Ces quelques lignes sont à nouveau l’expression non pas d’un découragement, mais d’un sentiment d’étonnement, pour ne pas dire davantage. Pour plusieurs raisons déjà maintes fois évoquées, mais de plus en plus difficiles à supporter, notamment dans notre secteur.
D’abord pour les professeurs, surtout lorsqu’il s’agit de la principale activité professionnelle. L’impossibilité d’exercer son métier pendant plus d’une année n’est pas sans conséquence. Ce n’est pas non plus sans conséquences pour les élèves privés d’une éducation physique et mentale (dont les bienfaits ne sont plus à prouver ) et de l’apprentissage de techniques qui permettent d’acquérir une inestimable confiance en soi et les moyens de pouvoir éventuellement faire face à une agression.
L’étonnement devient de plus en plus difficile à supporter quand en même temps nous assistons à quelques aberrations, notamment dans les transports, obligeant un nombre important de gens à s’affranchir quotidiennement des « gestes barrières » au motif qu’il est indispensable de pouvoir se rendre sur son lieu de travail, alors que pour les mêmes gestes barrières d’autres professions sont proscrites.
Le ressentiment est d’autant plus profond quand profession rime avec passion et que chaque jour, chaque semaine, chaque mois qui passent abiment un peu plus nos arts martiaux.
Sans aucun doute, un jour la reprise se fera. Mais plusieurs questions s’associent à cette affirmation. D’abord quand ? Ensuite dans quel état ? Sur le plan quantitatif, ce seront plusieurs années de retour en arrière. Financièrement, que ce soit pour les fédérations, les clubs et les professeurs, ce sera compliqué, pour le moins. A cela s’ajoute l’interrogation par rapport à la motivation. Il faut espérer qu’elle sera toujours là, tant au niveau des élèves que des acteurs qui entourent le monde des arts martiaux et plus largement de tout le sport. Un exemple : est-ce que l’envie d’être professeur d’arts martiaux animera toujours un nombre suffisant de pratiquants, permettant ainsi la pérennité de nos disciplines ? La motivation nécessaire à l’acquisition de diplômes qui demandent une importante préparation sera-t-elle toujours au rendez-vous ? En clair, existera-t-il encore l’envie de devenir professeur, face à un avenir incertain ? (Concernant le virus, certains commencent à évoquer la possibilité d’une quatrième vague.)

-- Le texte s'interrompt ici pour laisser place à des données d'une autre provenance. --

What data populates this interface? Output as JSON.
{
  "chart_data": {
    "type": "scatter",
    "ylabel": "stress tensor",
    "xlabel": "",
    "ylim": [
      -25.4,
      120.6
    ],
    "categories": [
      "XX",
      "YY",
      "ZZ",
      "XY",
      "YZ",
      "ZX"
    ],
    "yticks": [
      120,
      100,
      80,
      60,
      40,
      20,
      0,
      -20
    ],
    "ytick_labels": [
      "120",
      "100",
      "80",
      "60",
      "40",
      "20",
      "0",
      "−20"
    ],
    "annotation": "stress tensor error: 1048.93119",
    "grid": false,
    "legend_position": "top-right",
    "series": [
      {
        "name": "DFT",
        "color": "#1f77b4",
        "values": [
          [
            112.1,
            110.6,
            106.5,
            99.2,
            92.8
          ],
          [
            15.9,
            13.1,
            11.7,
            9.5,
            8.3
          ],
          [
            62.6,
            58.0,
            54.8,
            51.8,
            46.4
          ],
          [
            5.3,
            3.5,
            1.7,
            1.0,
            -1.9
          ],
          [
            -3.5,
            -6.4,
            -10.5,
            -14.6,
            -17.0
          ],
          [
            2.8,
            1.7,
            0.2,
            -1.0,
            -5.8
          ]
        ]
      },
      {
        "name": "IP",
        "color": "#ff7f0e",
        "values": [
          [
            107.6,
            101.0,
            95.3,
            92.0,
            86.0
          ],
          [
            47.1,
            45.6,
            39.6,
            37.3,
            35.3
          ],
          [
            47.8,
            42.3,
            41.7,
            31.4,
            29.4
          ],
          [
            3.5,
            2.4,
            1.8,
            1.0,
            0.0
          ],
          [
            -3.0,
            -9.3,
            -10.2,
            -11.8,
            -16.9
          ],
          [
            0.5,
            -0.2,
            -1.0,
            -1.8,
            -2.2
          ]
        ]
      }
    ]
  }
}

Et puis, comme indiqué plus haut, pour beaucoup de professeurs, l’enseignement rime avec passion. La passion de la transmission, de l’éducation, et même de la création ; en être privé depuis si longtemps et sans horizon est tout simplement destructeur sur bien des plans.
En aucun cas il ne s’agit de se montrer défaitiste, mais juste réaliste. Il ne faut pas se voiler la face, ce sera difficile. Ne pas l’ignorer est aussi une façon de bien préparer un retour sur les tatamis que nous espérons tous le plus proche possible.
A plusieurs reprises je n’ai pas manqué d’insister sur le fait que nous sommes des combattants, « on ne lâche rien » selon l’expression consacrée, mais sans cesser de faire remarquer que pour combattre il faut un adversaire identifiable et un arbitre compétent ! Est-ce le cas ?
Ces quelques paragraphes paraîtront peut-être redondants à quelques-uns qui ne sont pas concernés, mais ils souhaitent participer, malgré le peu d’armes dont nous disposons, à faire en sorte que nos disciplines ne soient pas sacrifiées. Elles sont d’une grande utilité, elles sont « essentielles » à une vie meilleure en société, elles ne sont pas qu’un simple loisir (ce qui est important aussi).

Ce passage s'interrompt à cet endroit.